В ответ раздаётся сдавленный стон и старческое кряхтение.
Они забираются на диван с ногами и шепчут друг другу всё то, о чем столько молчали. Ёнджун держит руку на чужой исцарапанной коленке, пока Бомгю говорит:
— Высокие чувства не мой конёк. Я восемнадцатилетний школьник, и о чувствах знаю только из книжек, и то не так чтобы много, потому что читать не люблю.
Ёнджун, в неверии прищурившись, отвечает:
— Лукавишь. Ты дулся на меня пять лет. Разве обида не высокое чувство?
— Высокое. К слову, твоё прощение еще под вопросом. Я ведь про то говорю, что… если я где-то накосячу, извиняться не стану. Я ничего не знаю.
— Ты думаешь, я знаю? — пальцы на колене сжимаются горячо и крепко. Кажется от этого жеста у Бомгю вот-вот повалит пар из ушей.
Сквозь плотно сжатые зубы доносится не голос — полуписк:
— До какого числа, говоришь, к нам приехал?
— В худшем случае — уеду в конце лета. В лучшем — через неделю.
— В худшем, значит, — и рука Бомгю резко кладется на обнаглевшую ёнджунову руку.
Когда сам он наклоняется вперёд, прижавшись робким, но пылким поцелуем, Ёнджун чувствует на его губах вкус песочного печенья.
///
За окном всё затянуло молочной пенкой тумана. Дживон просыпается в пустой кровати. Часы на тумбочке показывают 7:45, до будильника ещё десять минут, которые она решает не досыпать. Встаёт в хрустящей пижаме и шлёпает босыми ногами до ванны, прилипая ступнями к холодному полу.
Шихён хозяйничает у плиты, позёвывая. На сковородке шипит, подрумяниваясь, багет. Рядом на большом блюде остывают сосиски, разрезанные вдоль, поджаренные по бокам. Радио в уголке озвучивает погоду на сегодня — 26 градусов по Цельсию, облачность переменная, в выходные ожидаются дожди.
— С добрым утром, — мычит Дживон, повисая на Шихён всем телом. — Выскочила из кровати как мышка, даже не разбудила меня, м?

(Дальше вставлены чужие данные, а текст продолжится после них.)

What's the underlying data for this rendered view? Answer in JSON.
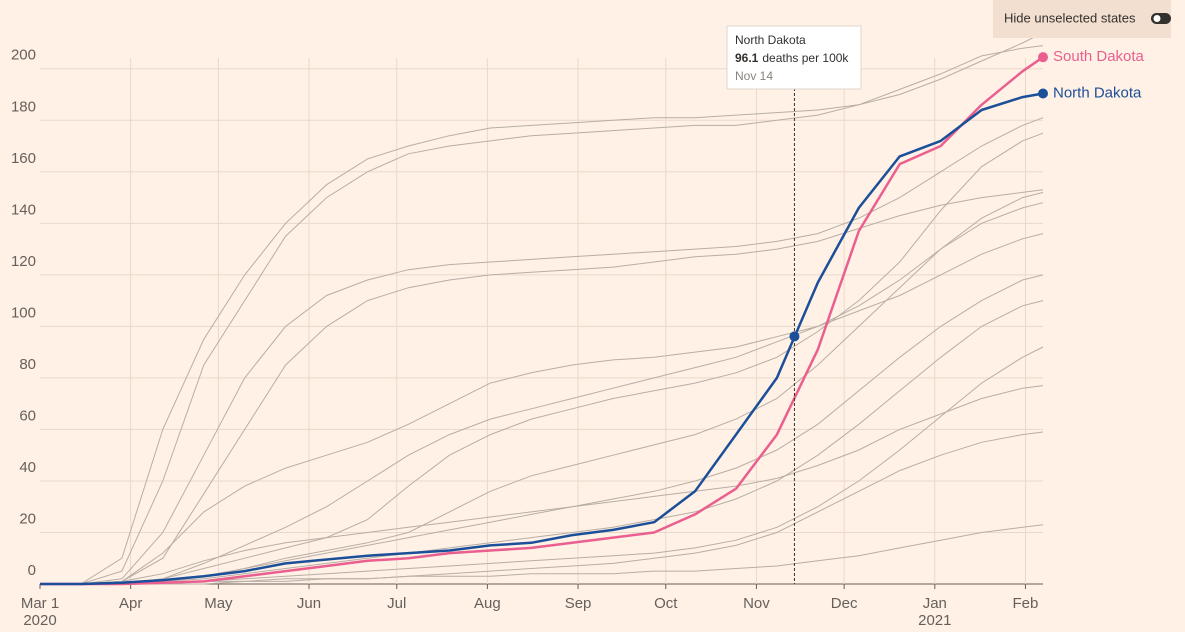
{
  "chart_data": {
    "type": "line",
    "toggle": "Hide unselected states",
    "x": [
      0,
      14,
      28,
      42,
      56,
      70,
      84,
      98,
      112,
      126,
      140,
      154,
      168,
      182,
      196,
      210,
      224,
      238,
      252,
      266,
      280,
      294,
      308,
      322,
      336,
      343
    ],
    "xlim": [
      0,
      343
    ],
    "xticks": [
      {
        "value": 0,
        "label": "Mar 1"
      },
      {
        "value": 31,
        "label": "Apr"
      },
      {
        "value": 61,
        "label": "May"
      },
      {
        "value": 92,
        "label": "Jun"
      },
      {
        "value": 122,
        "label": "Jul"
      },
      {
        "value": 153,
        "label": "Aug"
      },
      {
        "value": 184,
        "label": "Sep"
      },
      {
        "value": 214,
        "label": "Oct"
      },
      {
        "value": 245,
        "label": "Nov"
      },
      {
        "value": 275,
        "label": "Dec"
      },
      {
        "value": 306,
        "label": "Jan"
      },
      {
        "value": 337,
        "label": "Feb"
      }
    ],
    "year_labels": [
      {
        "value": 0,
        "label": "2020"
      },
      {
        "value": 306,
        "label": "2021"
      }
    ],
    "ylim": [
      0,
      210
    ],
    "yticks": [
      0,
      20,
      40,
      60,
      80,
      100,
      120,
      140,
      160,
      180,
      200
    ],
    "grid": true,
    "background_color": "#b7aea6",
    "background_series": [
      {
        "values": [
          0,
          0,
          10,
          60,
          95,
          120,
          140,
          155,
          165,
          170,
          174,
          177,
          178,
          179,
          180,
          181,
          181,
          182,
          183,
          184,
          186,
          190,
          196,
          203,
          210,
          214
        ]
      },
      {
        "values": [
          0,
          0,
          5,
          40,
          85,
          110,
          135,
          150,
          160,
          167,
          170,
          172,
          174,
          175,
          176,
          177,
          178,
          178,
          180,
          182,
          186,
          192,
          198,
          205,
          208,
          209
        ]
      },
      {
        "values": [
          0,
          0,
          2,
          20,
          50,
          80,
          100,
          112,
          118,
          122,
          124,
          125,
          126,
          127,
          128,
          129,
          130,
          131,
          133,
          136,
          142,
          150,
          160,
          170,
          178,
          181
        ]
      },
      {
        "values": [
          0,
          0,
          1,
          10,
          35,
          60,
          85,
          100,
          110,
          115,
          118,
          120,
          121,
          122,
          123,
          125,
          127,
          128,
          130,
          133,
          138,
          143,
          147,
          150,
          152,
          153
        ]
      },
      {
        "values": [
          0,
          0,
          1,
          12,
          28,
          38,
          45,
          50,
          55,
          62,
          70,
          78,
          82,
          85,
          87,
          88,
          90,
          92,
          96,
          100,
          106,
          112,
          120,
          128,
          134,
          136
        ]
      },
      {
        "values": [
          0,
          0,
          0,
          2,
          6,
          10,
          14,
          18,
          25,
          38,
          50,
          58,
          64,
          68,
          72,
          75,
          78,
          82,
          88,
          98,
          110,
          125,
          145,
          162,
          172,
          175
        ]
      },
      {
        "values": [
          0,
          0,
          0,
          1,
          3,
          6,
          9,
          12,
          15,
          18,
          21,
          24,
          27,
          30,
          33,
          36,
          40,
          45,
          52,
          62,
          75,
          88,
          100,
          110,
          118,
          120
        ]
      },
      {
        "values": [
          0,
          0,
          0,
          1,
          2,
          4,
          6,
          8,
          10,
          12,
          14,
          16,
          18,
          20,
          22,
          25,
          28,
          33,
          40,
          50,
          62,
          75,
          88,
          100,
          108,
          110
        ]
      },
      {
        "values": [
          0,
          0,
          0,
          0,
          1,
          2,
          3,
          4,
          5,
          6,
          7,
          8,
          9,
          10,
          11,
          12,
          14,
          17,
          22,
          30,
          40,
          52,
          65,
          78,
          88,
          92
        ]
      },
      {
        "values": [
          0,
          0,
          0,
          0,
          1,
          1,
          2,
          2,
          2,
          3,
          3,
          3,
          4,
          4,
          4,
          5,
          5,
          6,
          7,
          9,
          11,
          14,
          17,
          20,
          22,
          23
        ]
      },
      {
        "values": [
          0,
          0,
          0,
          2,
          8,
          15,
          22,
          30,
          40,
          50,
          58,
          64,
          68,
          72,
          76,
          80,
          84,
          88,
          94,
          100,
          108,
          118,
          130,
          140,
          146,
          148
        ]
      },
      {
        "values": [
          0,
          0,
          1,
          4,
          9,
          13,
          16,
          18,
          20,
          22,
          24,
          26,
          28,
          30,
          32,
          34,
          36,
          38,
          41,
          46,
          52,
          60,
          66,
          72,
          76,
          77
        ]
      },
      {
        "values": [
          0,
          0,
          0,
          1,
          3,
          6,
          10,
          13,
          16,
          20,
          28,
          36,
          42,
          46,
          50,
          54,
          58,
          64,
          72,
          85,
          100,
          115,
          130,
          142,
          150,
          152
        ]
      },
      {
        "values": [
          0,
          0,
          0,
          0,
          0,
          1,
          1,
          2,
          2,
          3,
          4,
          5,
          6,
          7,
          8,
          10,
          12,
          15,
          20,
          28,
          36,
          44,
          50,
          55,
          58,
          59
        ]
      }
    ],
    "series": [
      {
        "name": "South Dakota",
        "color": "#ea5f8f",
        "values": [
          0,
          0,
          0,
          0.5,
          1,
          3,
          5,
          7,
          9,
          10,
          12,
          13,
          14,
          16,
          18,
          20,
          27,
          37,
          58,
          91,
          137,
          163,
          170,
          186,
          199,
          204.5
        ]
      },
      {
        "name": "North Dakota",
        "color": "#1c4f99",
        "values": [
          0,
          0,
          0.5,
          1.5,
          3,
          5,
          8,
          9.5,
          11,
          12,
          13,
          15,
          16,
          19,
          21,
          24,
          36,
          58,
          80,
          117,
          146,
          166,
          172,
          184,
          189,
          190.4
        ]
      }
    ],
    "annotation": {
      "x": 258,
      "value": 96.1,
      "text": "deaths per 100k",
      "date": "Nov 14"
    }
  }
}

Белая рука с длинными пальцами орудует лопаточкой, переворачивая хлеб. Шихен мокро чмокает в висок — её волосы приятно пахнут дегтярным мылом, и говорит:
— Горлинка, тебе же к половине. Поспала бы ещё, — и снова чмок, но теперь в круглую щёку.
Дживон на это сильнее ластится, губами прижимается к скуле, затем вниз, туда, где шея переходит в ключицу. Её ладонь, шустро проскользнувшую под домашнюю футболку, Шихён настойчиво убирает.

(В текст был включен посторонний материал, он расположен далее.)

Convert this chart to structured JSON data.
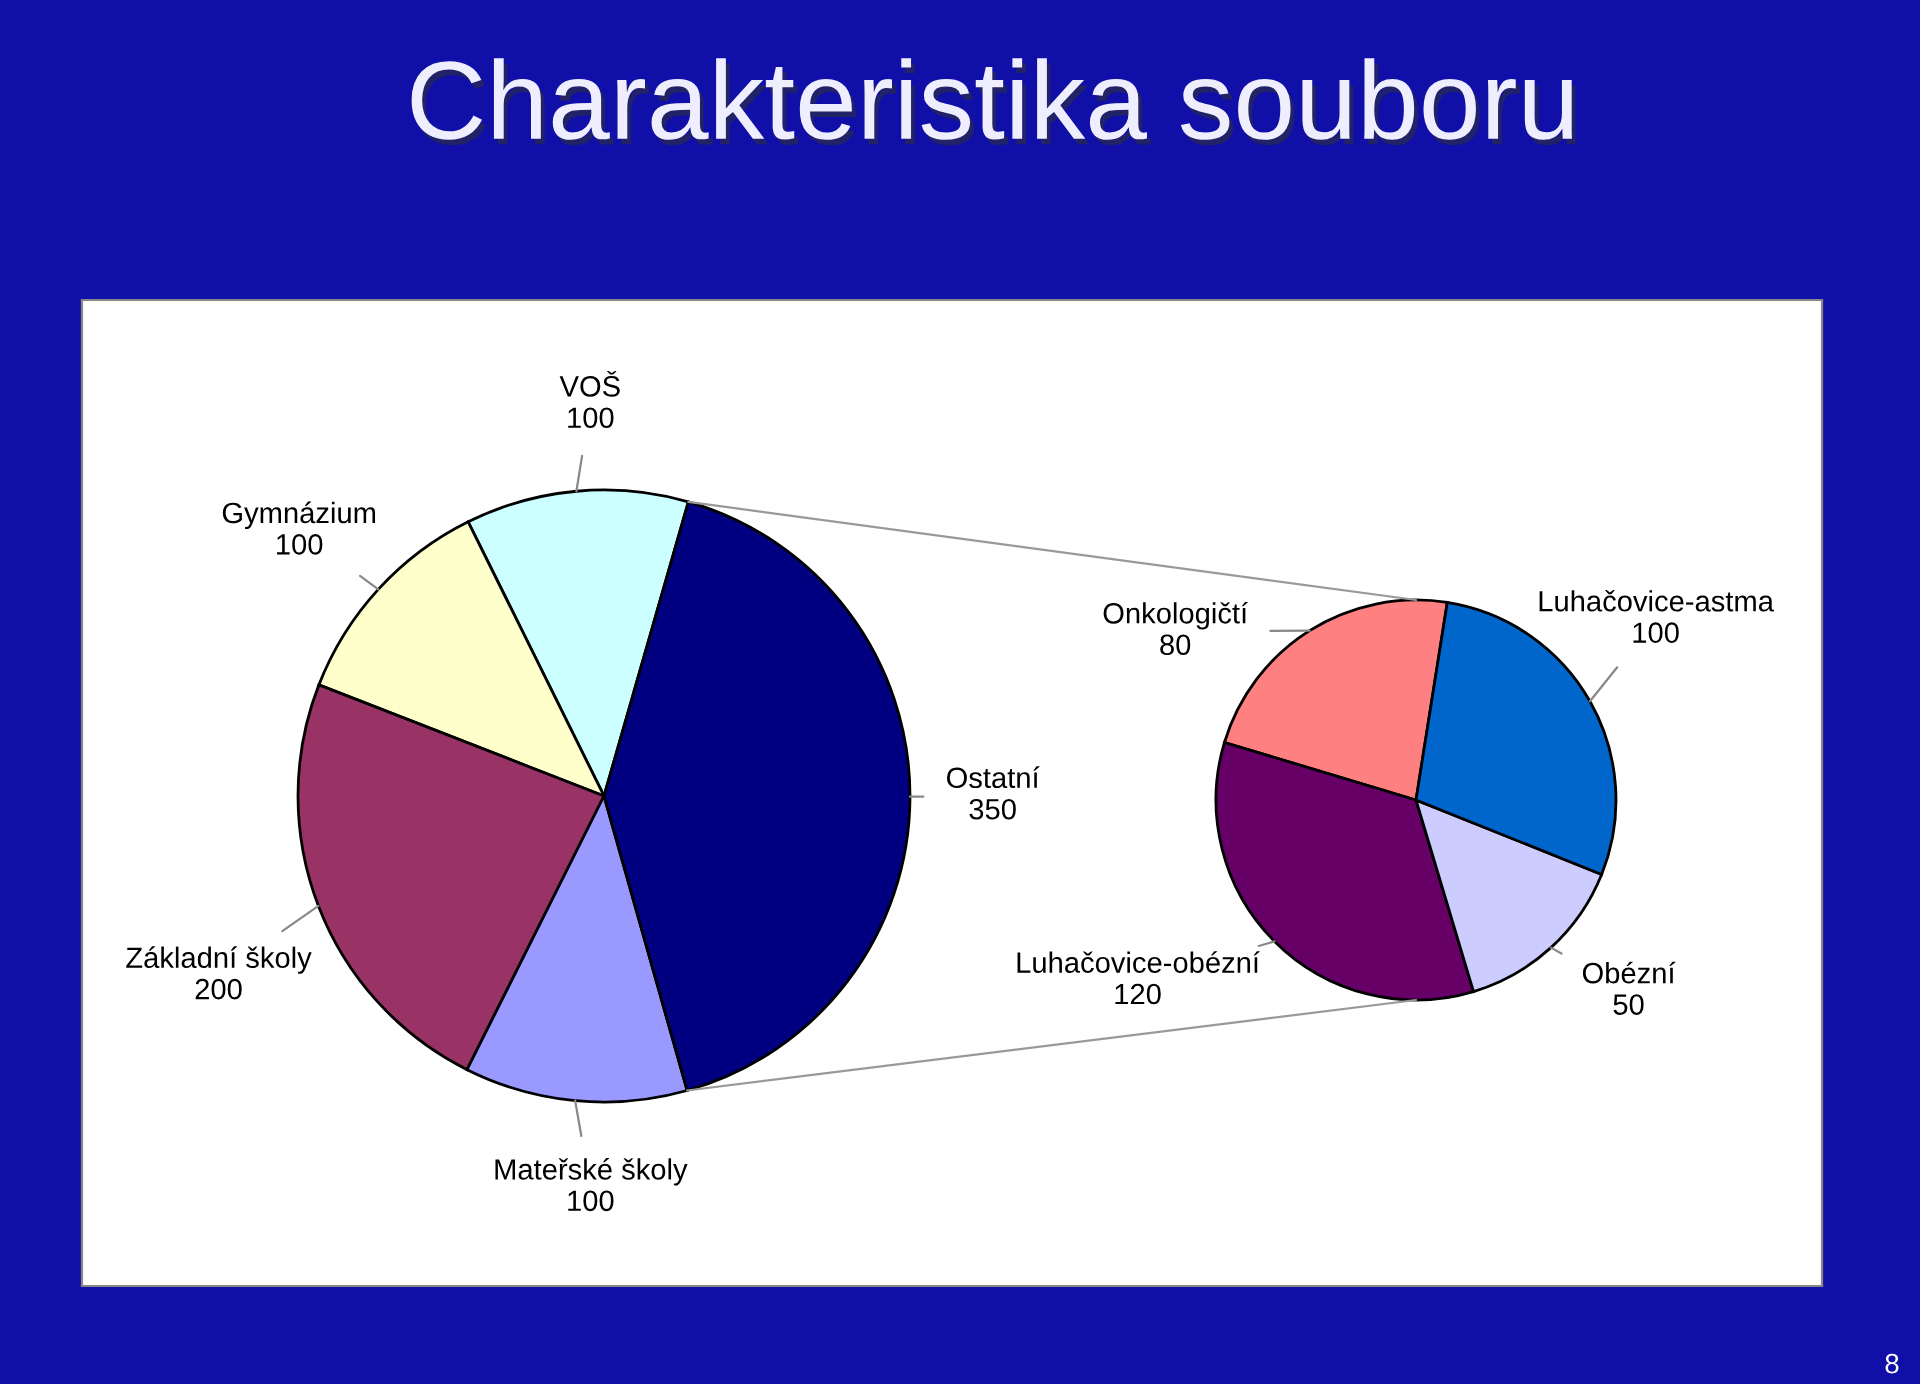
{
  "chart_data": [
    {
      "type": "pie",
      "title": "Charakteristika souboru",
      "categories": [
        "VOŠ",
        "Gymnázium",
        "Základní školy",
        "Mateřské školy",
        "Ostatní"
      ],
      "values": [
        100,
        100,
        200,
        100,
        350
      ],
      "colors": [
        "#ccffff",
        "#ffffcc",
        "#993366",
        "#9999ff",
        "#000080"
      ],
      "data_labels": true,
      "annotations": [
        "8"
      ]
    },
    {
      "type": "pie",
      "categories": [
        "Onkologičtí",
        "Luhačovice-obézní",
        "Obézní",
        "Luhačovice-astma"
      ],
      "values": [
        80,
        120,
        50,
        100
      ],
      "colors": [
        "#ff8080",
        "#660066",
        "#ccccff",
        "#0066cc"
      ],
      "data_labels": true
    }
  ]
}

— Хулиганишь с утра пораньше. Господин Чхве скоро встанет, и Ёнджун твой ранняя пташка тоже.
— В смысле «твой»? — Дживон больнюче давит подбородком на плечо, еще и елозит им туда-сюда, чтоб максимально неудобно было. Капризничает.

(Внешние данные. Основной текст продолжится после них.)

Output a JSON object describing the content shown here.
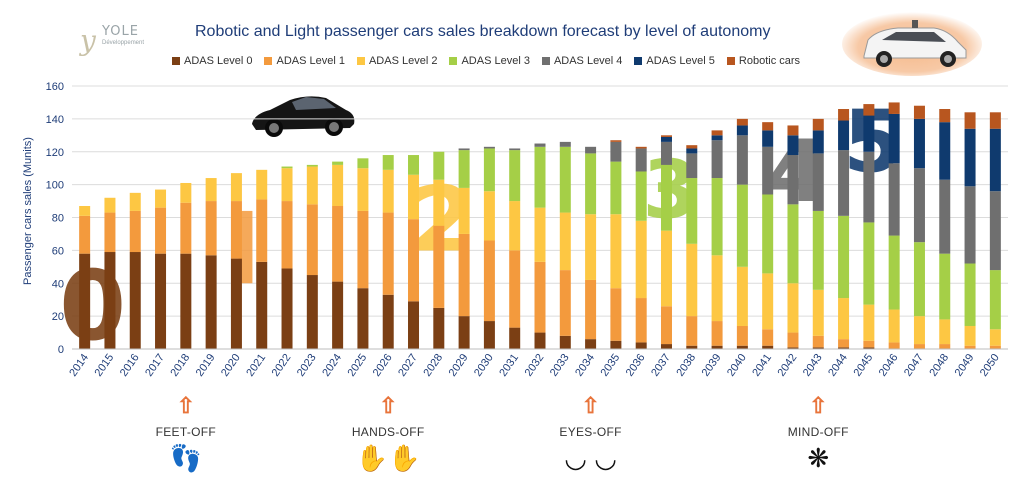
{
  "header": {
    "title": "Robotic and Light passenger cars sales breakdown forecast by level of autonomy",
    "logo_name": "YOLE",
    "logo_sub": "Développement"
  },
  "icons": {
    "logo": "yole-logo-icon",
    "car_top": "self-driving-car-image",
    "car_mid": "sports-car-image"
  },
  "colors": {
    "ADAS Level 0": "#7b3f14",
    "ADAS Level 1": "#f39a3d",
    "ADAS Level 2": "#fdc743",
    "ADAS Level 3": "#a5cf47",
    "ADAS Level 4": "#6f6f6f",
    "ADAS Level 5": "#0f3a6e",
    "Robotic cars": "#b8561f"
  },
  "big_digits": [
    {
      "text": "0",
      "color": "#7b3f14",
      "year": "2014"
    },
    {
      "text": "1",
      "color": "#f39a3d",
      "year": "2020"
    },
    {
      "text": "2",
      "color": "#fdc743",
      "year": "2028"
    },
    {
      "text": "3",
      "color": "#a5cf47",
      "year": "2037"
    },
    {
      "text": "4",
      "color": "#6f6f6f",
      "year": "2042"
    },
    {
      "text": "5",
      "color": "#0f3a6e",
      "year": "2045"
    }
  ],
  "milestones": [
    {
      "label": "FEET-OFF",
      "year": "2018",
      "icon": "feet-icon",
      "glyph": "👣"
    },
    {
      "label": "HANDS-OFF",
      "year": "2026",
      "icon": "hands-icon",
      "glyph": "✋✋"
    },
    {
      "label": "EYES-OFF",
      "year": "2034",
      "icon": "closed-eyes-icon",
      "glyph": "◡ ◡"
    },
    {
      "label": "MIND-OFF",
      "year": "2043",
      "icon": "brain-icon",
      "glyph": "❋"
    }
  ],
  "chart_data": {
    "type": "bar",
    "stacked": true,
    "title": "Robotic and Light passenger cars sales breakdown forecast by level of autonomy",
    "ylabel": "Passenger cars sales (Munits)",
    "xlabel": "",
    "ylim": [
      0,
      160
    ],
    "yticks": [
      0,
      20,
      40,
      60,
      80,
      100,
      120,
      140,
      160
    ],
    "grid": true,
    "legend_position": "top",
    "categories": [
      "2014",
      "2015",
      "2016",
      "2017",
      "2018",
      "2019",
      "2020",
      "2021",
      "2022",
      "2023",
      "2024",
      "2025",
      "2026",
      "2027",
      "2028",
      "2029",
      "2030",
      "2031",
      "2032",
      "2033",
      "2034",
      "2035",
      "2036",
      "2037",
      "2038",
      "2039",
      "2040",
      "2041",
      "2042",
      "2043",
      "2044",
      "2045",
      "2046",
      "2047",
      "2048",
      "2049",
      "2050"
    ],
    "series": [
      {
        "name": "ADAS Level 0",
        "values": [
          58,
          59,
          59,
          58,
          58,
          57,
          55,
          53,
          49,
          45,
          41,
          37,
          33,
          29,
          25,
          20,
          17,
          13,
          10,
          8,
          6,
          5,
          4,
          3,
          2,
          2,
          2,
          2,
          1,
          1,
          1,
          1,
          0,
          0,
          0,
          0,
          0
        ]
      },
      {
        "name": "ADAS Level 1",
        "values": [
          23,
          24,
          25,
          28,
          31,
          33,
          35,
          38,
          41,
          43,
          46,
          47,
          50,
          50,
          50,
          50,
          49,
          47,
          43,
          40,
          36,
          32,
          27,
          23,
          18,
          15,
          12,
          10,
          9,
          7,
          5,
          4,
          4,
          3,
          3,
          2,
          2
        ]
      },
      {
        "name": "ADAS Level 2",
        "values": [
          6,
          9,
          11,
          11,
          12,
          14,
          17,
          18,
          20,
          23,
          25,
          26,
          26,
          27,
          28,
          28,
          30,
          30,
          33,
          35,
          40,
          45,
          47,
          46,
          44,
          40,
          36,
          34,
          30,
          28,
          25,
          22,
          20,
          17,
          15,
          12,
          10
        ]
      },
      {
        "name": "ADAS Level 3",
        "values": [
          0,
          0,
          0,
          0,
          0,
          0,
          0,
          0,
          1,
          1,
          2,
          6,
          9,
          12,
          17,
          23,
          26,
          31,
          37,
          40,
          37,
          32,
          30,
          40,
          40,
          47,
          50,
          48,
          48,
          48,
          50,
          50,
          45,
          45,
          40,
          38,
          36
        ]
      },
      {
        "name": "ADAS Level 4",
        "values": [
          0,
          0,
          0,
          0,
          0,
          0,
          0,
          0,
          0,
          0,
          0,
          0,
          0,
          0,
          0,
          1,
          1,
          1,
          2,
          3,
          4,
          12,
          14,
          14,
          15,
          23,
          30,
          29,
          30,
          35,
          40,
          43,
          44,
          45,
          45,
          47,
          48
        ]
      },
      {
        "name": "ADAS Level 5",
        "values": [
          0,
          0,
          0,
          0,
          0,
          0,
          0,
          0,
          0,
          0,
          0,
          0,
          0,
          0,
          0,
          0,
          0,
          0,
          0,
          0,
          0,
          0,
          0,
          3,
          3,
          3,
          6,
          10,
          12,
          14,
          18,
          22,
          30,
          30,
          35,
          35,
          38
        ]
      },
      {
        "name": "Robotic cars",
        "values": [
          0,
          0,
          0,
          0,
          0,
          0,
          0,
          0,
          0,
          0,
          0,
          0,
          0,
          0,
          0,
          0,
          0,
          0,
          0,
          0,
          0,
          1,
          1,
          1,
          2,
          3,
          4,
          5,
          6,
          7,
          7,
          7,
          7,
          8,
          8,
          10,
          10
        ]
      }
    ]
  }
}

— Вы же встречались, разве нет?
— Эт да. Сошлись с ним бурно, разошлись также, — улыбается, вспомнив кое-что дурацкое, затем это дурацкое решает озвучить: — Когда он признался мне, что я не нравлюсь ему как девушка, я так обиделась, что продырявила ему шины на велике. Самого бы продырявила как решето, но чего уж? — значит не он моя судьба.
Шихён, как-то странно хмыкнув, перекладывает содержимое сковороды к сосискам. Завтрак для работающих Дживон и Господина Чхве готов.
— А чего это ты? — руки вновь касаются голого живота, ещё и бока щекочут, отчего Шихён в возмущении охает. — Про Ёнджуна ни с того, ни с сего? Ревнуешь к нему?
— Ой, да ну тебя! — приходится срочно капитулировать, когда Шихён вооружается кухонным полотенцем. — Марш переодеваться и за стол, а то опоздаешь!
Когда Дживон выходит в коридор, всё еще подстёгивающе хихикая, дверь в гостиную открывается, но в проёме неожиданно не “ранняя пташка” Ёнджун. Бомгю в ответ на немое недоумение сестры делает большие как у пойманного суслика глаза и стартует с места с нечеловеческим топотом — наверх, в их общую с Субином комнату. На этот шум из своей берлоги высовывается субинов отец.
— Чего это с ним? — басит сонно. Широкой рукой, помеченной пунктирами поросли, чешет всклоченный затылок.
Дживон предусмотрительно прячет спиной приоткрытую дверь в гостиную — там Ёнджун спит на животе без задних ног и внезапно без футболки.
— Да кто их поймет, этих глупых мальчишек, — она демонстративно закатывает глаза, мол в печёнках уже сидят, и отвлеченно машет ладонью на кухню: — Завтрак уже ждёт. Поторопитесь, дядюшка.